Zu nennen wären Spieler, Trainer, Fans und sonstige Zuschauer – als grobe Unterteilung.
Für einen Spieler sieht es so aus, dass einem die Tore nicht unbedingt wichtig sind. Man spielt, man bewegt sich, man betreibt seinen Sport, man möchte der Mannschaft helfen, man hat seine Aufgabe und möchte am liebsten mit ihr nicht verlieren. Also sind Tore irgendwie neutral, insgesamt gesehen. Erzielen gerne welche, kassieren lieber keine. Aber wenn es am Ende mehr waren, die man erzielt hat, dann ist noch immer Freude und Feiern angesagt. Dennoch bleibt als Ergebnis: sie sind einem nicht (primär) wichtig.

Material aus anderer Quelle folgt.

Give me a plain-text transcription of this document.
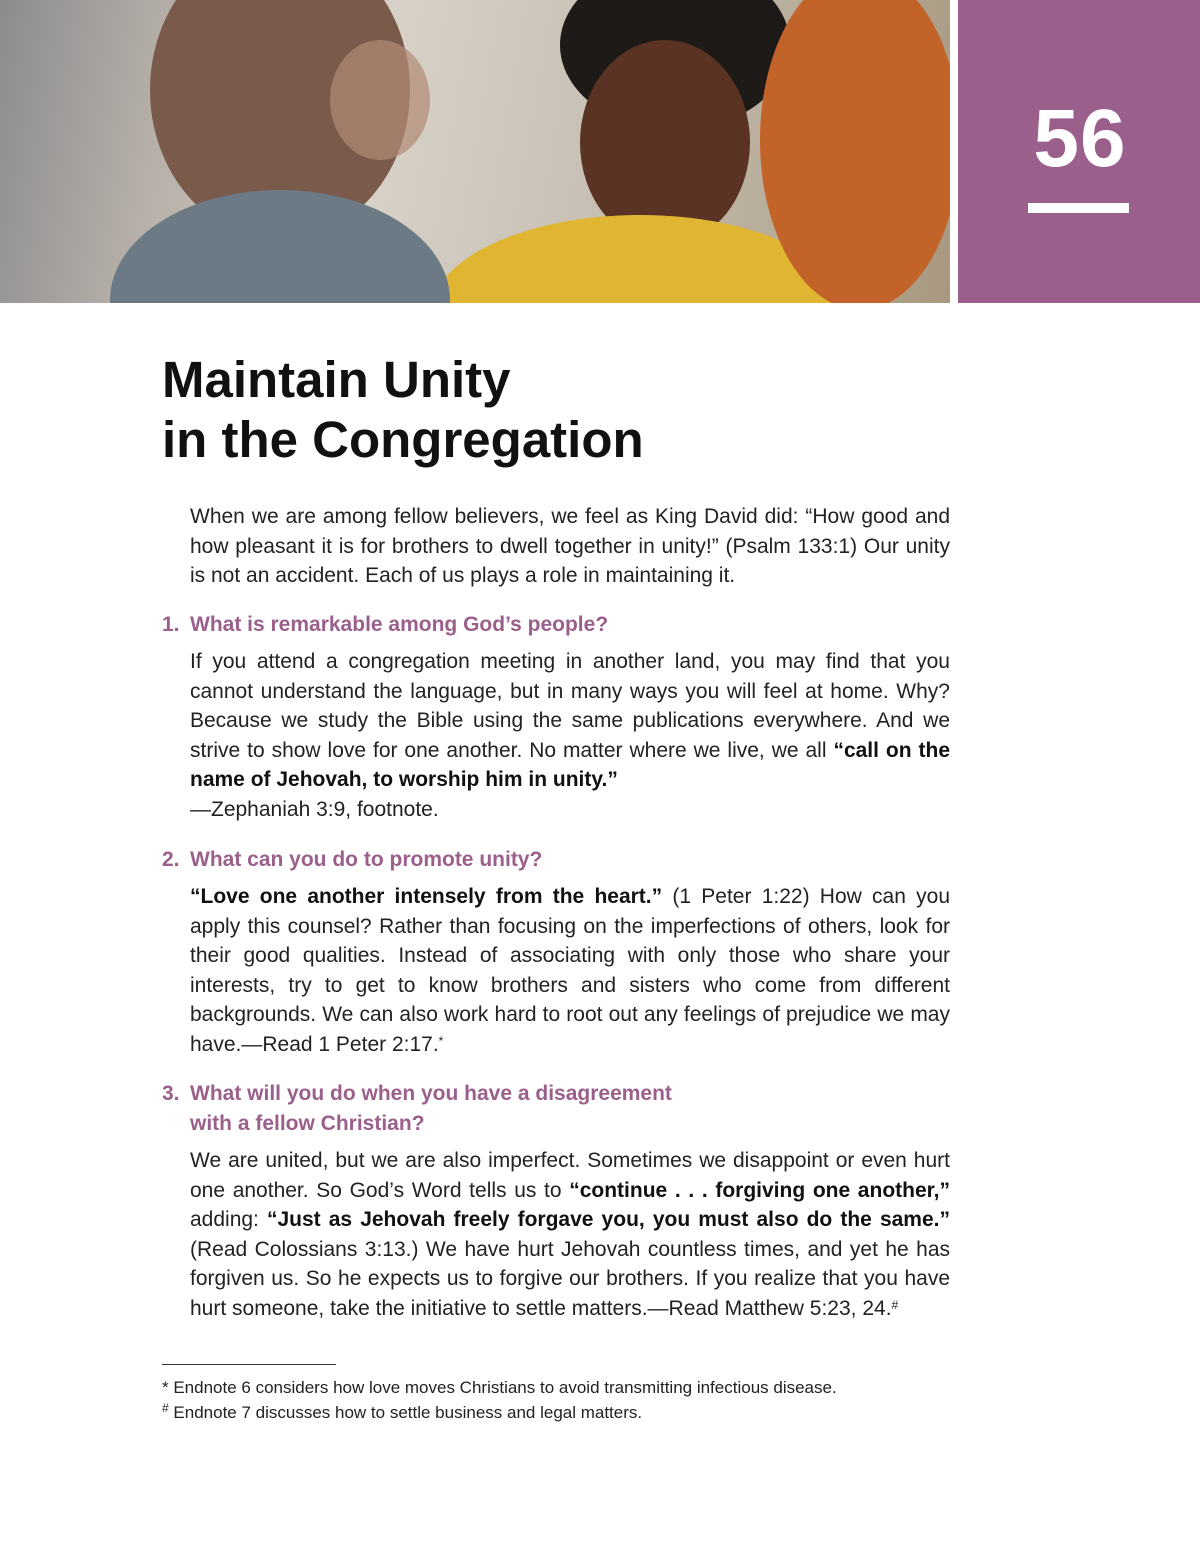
56
Maintain Unity
in the Congregation

When we are among fellow believers, we feel as King David did: “How good and how pleasant it is for brothers to dwell together in unity!” (Psalm 133:1) Our unity is not an accident. Each of us plays a role in maintaining it.

1. What is remarkable among God’s people?

If you attend a congregation meeting in another land, you may find that you cannot understand the language, but in many ways you will feel at home. Why? Because we study the Bible using the same publications everywhere. And we strive to show love for one another. No matter where we live, we all “call on the name of Jehovah, to worship him in unity.”
—Zephaniah 3:9, footnote.

2. What can you do to promote unity?

“Love one another intensely from the heart.” (1 Peter 1:22) How can you apply this counsel? Rather than focusing on the imperfections of others, look for their good qualities. Instead of associating with only those who share your interests, try to get to know brothers and sisters who come from different backgrounds. We can also work hard to root out any feelings of prejudice we may have.—Read 1 Peter 2:17.*

3. What will you do when you have a disagreement
with a fellow Christian?

We are united, but we are also imperfect. Sometimes we disappoint or even hurt one another. So God’s Word tells us to “continue . . . forgiving one another,” adding: “Just as Jehovah freely forgave you, you must also do the same.” (Read Colossians 3:13.) We have hurt Jehovah countless times, and yet he has forgiven us. So he expects us to forgive our brothers. If you realize that you have hurt someone, take the initiative to settle matters.—Read Matthew 5:23, 24.#

* Endnote 6 considers how love moves Christians to avoid transmitting infectious disease.

# Endnote 7 discusses how to settle business and legal matters.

Als Trainer ist man unter Druck – wenn man zunächst im professionellen Bereich bleibt, wobei es sogar bei Amateur- und Jugendtrainern dieses Phänomen gibt. Der Druck ist in erster Linie von den Medien aufgebaut. „Fußball ist ein reiner Ergebnissport“ haben diese ausgerufen – und sorgen für die Gültigkeit. Otto Rehhagel war wohl einer, der dies schon vor der Zeit erkannt hat. So hat er die „kontrollierte Offensive“ eingeführt in der Erkenntnis, dass der Zuschauer schon gerne Angriffsfußball sehen würde, aber dass dennoch das Ergebnis vorgeht. Ebenso Weg weisend in dem Zusammenhang das von ihm erkannte „gut gespielt hat, wer gewinnt.“
Fazit auf die Trainer bezogen: auch sie sind nicht wirklich an vielen Toren interessiert. Gerne, wenn die eigenen welche machen, aber ein 1:0 reicht auch. Wobei man noch zur Kenntnis nehmen sollte, dass das Verteidigen einfacher ist als das Angreifen. Zumindest so, wie der Fußball derzeit „geregelt“ ist und wie diese Regeln ausgelegt und angewandt werden (dazu in den entsprechenden anderen Kapiteln mehr). Warum das Verteidigen aber außerdem einfacher ist? Es ist heute so, dass die Spieler alle körperlich auf einem Level sind. Die Luft reicht für 90 Minuten. Selbst wenn es gelegentlich noch mal ein „müde spielen“ gibt: nicht einmal das Ball hinterherlaufen kostet zu viel Kraft. Man hält durch. Zugleich sind die Abwehrspieler in aller Regel an Ballfertigkeit zwar unterlegen, aber diese ist ja zum reinen Zerstören nicht gefragt. Um einen letzten Aspekt zu nennen: der Stürmer hätte nur einen einzigen Zielort, wo der Ball letztendlich landen muss, damit der Angriff ein zählbares Ergebnis bringt. Dem Verteidiger stehen alle anderen Richtungen offen. Als Beispiel: zwei Spieler gehen im Strafraum zum Kopfball. Für den Stürmer muss das Runde in das Eckige – und so riesig ist das nicht im Vergleich zu dem gesamten anderen Spektrum, welches dem Abwehrspieler frei steht. Abgesehen davon, dass im Tor auch noch ein Torwart steht. Also: wenn man unbedingt Ergebnisse bringen muss – was anerkanntermaßen der Fall ist –, dann konzentriert man sich, vielleicht sogar im Training, mehr auf das Abwehrspiel. Erst mal kein Tor kassieren, dann wird das schon…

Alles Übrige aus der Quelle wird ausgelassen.